# Good stick fighting videos?



## phlaw (Oct 5, 2006)

My cousin wants to learn stick fighting and there are no local schools. I am trying to help him find some good instructional videos.

Any tips?

Thanks


----------



## Brian R. VanCise (Oct 5, 2006)

It is really hard to learn without an instructor.  I would advise looking for some seminars in the local area and start there.  For videos well anything by Remy Presas is always good in my book.  

Volumes 1 through 6
The 3 tape Blackbelt Series 
All are exceptional and fun to watch.

Good luck and tell your friend to keep looking because there are alot of us
FMA people out there and some do not advertise.  Take care.


----------



## charyuop (Oct 5, 2006)

I agree with what Brian said about the learning with video part. I studied Tai Chi for months without a teacher because I couldn't find a teacher near me. Last month I finally found a teacher and started working with him.
I could do easily half of the forms through video, but with just the first 3 forms with the teacher I would get very tired. There are things that in a video don't appear as easily as you think. How exactly low a stence should be? How exactly a hand should move? Is the ending position of a foot correct? Is the breathing correct?
There are so many details that you, busy copying the video, will never see, but a teacher near you will easily see and correct.

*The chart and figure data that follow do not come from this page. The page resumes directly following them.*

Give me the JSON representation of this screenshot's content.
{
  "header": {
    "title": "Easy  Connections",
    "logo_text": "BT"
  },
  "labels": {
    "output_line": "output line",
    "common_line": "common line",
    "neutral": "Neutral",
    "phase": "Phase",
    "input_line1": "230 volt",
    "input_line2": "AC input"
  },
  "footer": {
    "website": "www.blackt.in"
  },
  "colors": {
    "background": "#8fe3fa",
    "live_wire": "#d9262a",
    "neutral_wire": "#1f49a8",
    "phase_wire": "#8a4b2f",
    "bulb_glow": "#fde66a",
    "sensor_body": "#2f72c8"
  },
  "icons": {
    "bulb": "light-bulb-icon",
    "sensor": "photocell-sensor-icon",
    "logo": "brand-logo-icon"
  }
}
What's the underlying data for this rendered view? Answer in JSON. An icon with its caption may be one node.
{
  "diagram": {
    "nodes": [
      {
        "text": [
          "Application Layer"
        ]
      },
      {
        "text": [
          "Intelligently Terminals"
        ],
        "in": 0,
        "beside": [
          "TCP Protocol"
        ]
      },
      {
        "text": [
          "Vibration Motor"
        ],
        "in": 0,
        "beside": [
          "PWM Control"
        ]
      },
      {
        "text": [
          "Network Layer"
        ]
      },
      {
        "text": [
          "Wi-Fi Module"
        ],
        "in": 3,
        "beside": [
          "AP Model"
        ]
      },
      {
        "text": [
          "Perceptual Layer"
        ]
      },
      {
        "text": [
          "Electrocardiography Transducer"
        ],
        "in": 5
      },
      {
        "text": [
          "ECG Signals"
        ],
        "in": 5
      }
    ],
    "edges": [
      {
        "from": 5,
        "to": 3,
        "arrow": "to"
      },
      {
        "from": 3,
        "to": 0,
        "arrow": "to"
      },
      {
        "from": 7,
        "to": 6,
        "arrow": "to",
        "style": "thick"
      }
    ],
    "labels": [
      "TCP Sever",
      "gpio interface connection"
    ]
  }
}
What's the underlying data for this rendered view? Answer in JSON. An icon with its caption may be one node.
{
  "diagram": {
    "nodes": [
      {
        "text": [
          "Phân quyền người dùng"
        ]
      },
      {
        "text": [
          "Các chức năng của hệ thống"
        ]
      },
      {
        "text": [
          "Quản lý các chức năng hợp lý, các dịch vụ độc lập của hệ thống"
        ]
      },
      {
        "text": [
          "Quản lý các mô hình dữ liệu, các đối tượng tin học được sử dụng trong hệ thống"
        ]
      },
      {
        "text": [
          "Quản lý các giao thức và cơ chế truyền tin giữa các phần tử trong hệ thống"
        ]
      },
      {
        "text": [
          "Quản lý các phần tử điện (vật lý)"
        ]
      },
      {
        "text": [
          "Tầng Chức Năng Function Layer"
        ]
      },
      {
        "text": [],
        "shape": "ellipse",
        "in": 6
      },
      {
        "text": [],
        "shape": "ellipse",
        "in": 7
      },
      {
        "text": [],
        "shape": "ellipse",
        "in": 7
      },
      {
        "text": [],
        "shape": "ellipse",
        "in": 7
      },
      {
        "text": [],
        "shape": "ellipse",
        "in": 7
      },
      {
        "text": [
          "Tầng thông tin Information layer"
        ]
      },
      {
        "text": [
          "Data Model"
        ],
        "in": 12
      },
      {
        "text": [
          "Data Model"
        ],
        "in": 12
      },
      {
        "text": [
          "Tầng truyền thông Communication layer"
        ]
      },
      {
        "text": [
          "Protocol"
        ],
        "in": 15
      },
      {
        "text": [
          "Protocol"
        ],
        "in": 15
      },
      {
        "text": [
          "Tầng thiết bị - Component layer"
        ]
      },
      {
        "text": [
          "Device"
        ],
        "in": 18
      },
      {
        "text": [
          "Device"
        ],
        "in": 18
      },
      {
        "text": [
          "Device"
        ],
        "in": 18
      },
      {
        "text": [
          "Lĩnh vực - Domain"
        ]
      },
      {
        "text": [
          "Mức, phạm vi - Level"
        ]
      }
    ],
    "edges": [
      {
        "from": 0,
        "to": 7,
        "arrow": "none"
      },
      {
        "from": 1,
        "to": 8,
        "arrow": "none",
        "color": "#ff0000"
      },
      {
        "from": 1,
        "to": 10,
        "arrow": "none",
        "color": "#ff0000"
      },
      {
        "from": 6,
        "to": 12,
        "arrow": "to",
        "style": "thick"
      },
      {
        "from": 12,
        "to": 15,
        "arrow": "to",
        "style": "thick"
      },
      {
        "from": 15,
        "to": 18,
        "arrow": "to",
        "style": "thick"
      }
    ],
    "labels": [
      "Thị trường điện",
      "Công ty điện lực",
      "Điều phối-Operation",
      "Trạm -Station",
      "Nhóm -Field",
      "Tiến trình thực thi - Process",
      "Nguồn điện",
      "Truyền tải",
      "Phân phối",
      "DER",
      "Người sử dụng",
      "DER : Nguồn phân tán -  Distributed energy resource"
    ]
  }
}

I still use the video to go on and learn the style of Tai Chi I was doing (which is a little different from the one I do with my teacher), but now I use the videos only as supplementary tool. I apply the teaching of my teacher so that I avoid the errors in following the video.


----------



## Blindside (Oct 5, 2006)

phlaw said:


> My cousin wants to learn stick fighting and there are no local schools. I am trying to help him find some good instructional videos.
> 
> Any tips?
> 
> Thanks


 
A good instructor is always going to be the most important, but if you are stuck with video, and you are interested in "stick fighting" I would recommend the Dog Brothers "Real Contact Stickfighting" set.

Take a look at the promo vids on their site and see if this is what you are looking for.

http://www.dogbrothers.com/


----------



## Brian R. VanCise (Oct 5, 2006)

Blindside said:


> A good instructor is always going to be the most important, but if you are stuck with video, and you are interested in "stick fighting" I would recommend the Dog Brothers "Real Contact Stickfighting" set.
> 
> Take a look at the promo vids on their site and see if this is what you are looking for.
> 
> http://www.dogbrothers.com/


 
I like the Dog brothers videos as well!  They are always a treat to watch.


----------



## searcher (Oct 5, 2006)

As has already been stated, I would look into a seminar somewhere.   If you decide that you want some videos as well, definately look into Dog Brothers.   Mark Denny and the guys are very good stick fighters.   If you can you should try to go out to a Gathering Of The Pack and watch some stick fighting.   It will, at the least, be exciting to watch.


----------



## Guro Harold (Oct 5, 2006)

Mod Note:

Thread moved to FMA General to facilitate further discussion.

Best regards,

Palusut
MT Senior Moderator


----------



## arnisador (Oct 5, 2006)

There are lots of seminars offered nationwide! Do look into it. Western fencing is also an option.


----------



## phlaw (Oct 6, 2006)

He lives in the small town of Little Falls, MN.  The only martial arts school in the whole area is TKD. The closest seminars I would guess would be Minneaplois, and that is not an option right now, so e is stuck with videos.  He does have a TKD background.

I will pass on the recommendations so far.  

Keep em comin'.


----------



## SFC JeffJ (Oct 6, 2006)

arnisador said:


> There are lots of seminars offered nationwide! Do look into it. Western fencing is also an option.


Saber work really translates well.  I remember when I was able to study Kali, if I was having trouble picking up something, my wife would tell the me related fencing term and bam!  I could do it.

Jeff


----------



## Perpetual White Belt (Oct 6, 2006)

phlaw said:


> He lives in the small town of Little Falls, MN. The only martial arts school in the whole area is TKD. The closest seminars I would guess would be Minneaplois, and that is not an option right now, so e is stuck with videos.


 
I know that feeling.  My only option was a tradtional karate school, and while it was good training and I absolutly loved the grandmaster, the instructor left a little to be desired personallity wise, and I always wanted to do Arnis in the worst way.  It was ten years into my training beforeI had the oppurtunity to attend an FMA seminar and then I had a 6 hour car ride to get to it.  It was well worth the car ride for me and I've been making that ride 2-3 times a year as well as several local seminars I've since found via contacts made when I opened my school this year.

As far as video (which due to the 6 hour drive between myself and my instructor I, myself, used to suppliment my training) I suggest anything with GM Presas, GM Max Pallen has a couple of videos out that are pretty easy to follow, and there are a few videos floating around by GM Atillo if you can get ahold of them, they are very good.


----------



## Selfcritical (Oct 8, 2006)

JeffJ said:


> Saber work really translates well.  I remember when I was able to study Kali, if I was having trouble picking up something, my wife would tell the me related fencing term and bam!  I could do it.
> 
> Jeff



The blade work. Yes. The Footwork.....not so much.

And in both arts, you'll find the footwork is generally as important/more important than the bladework


----------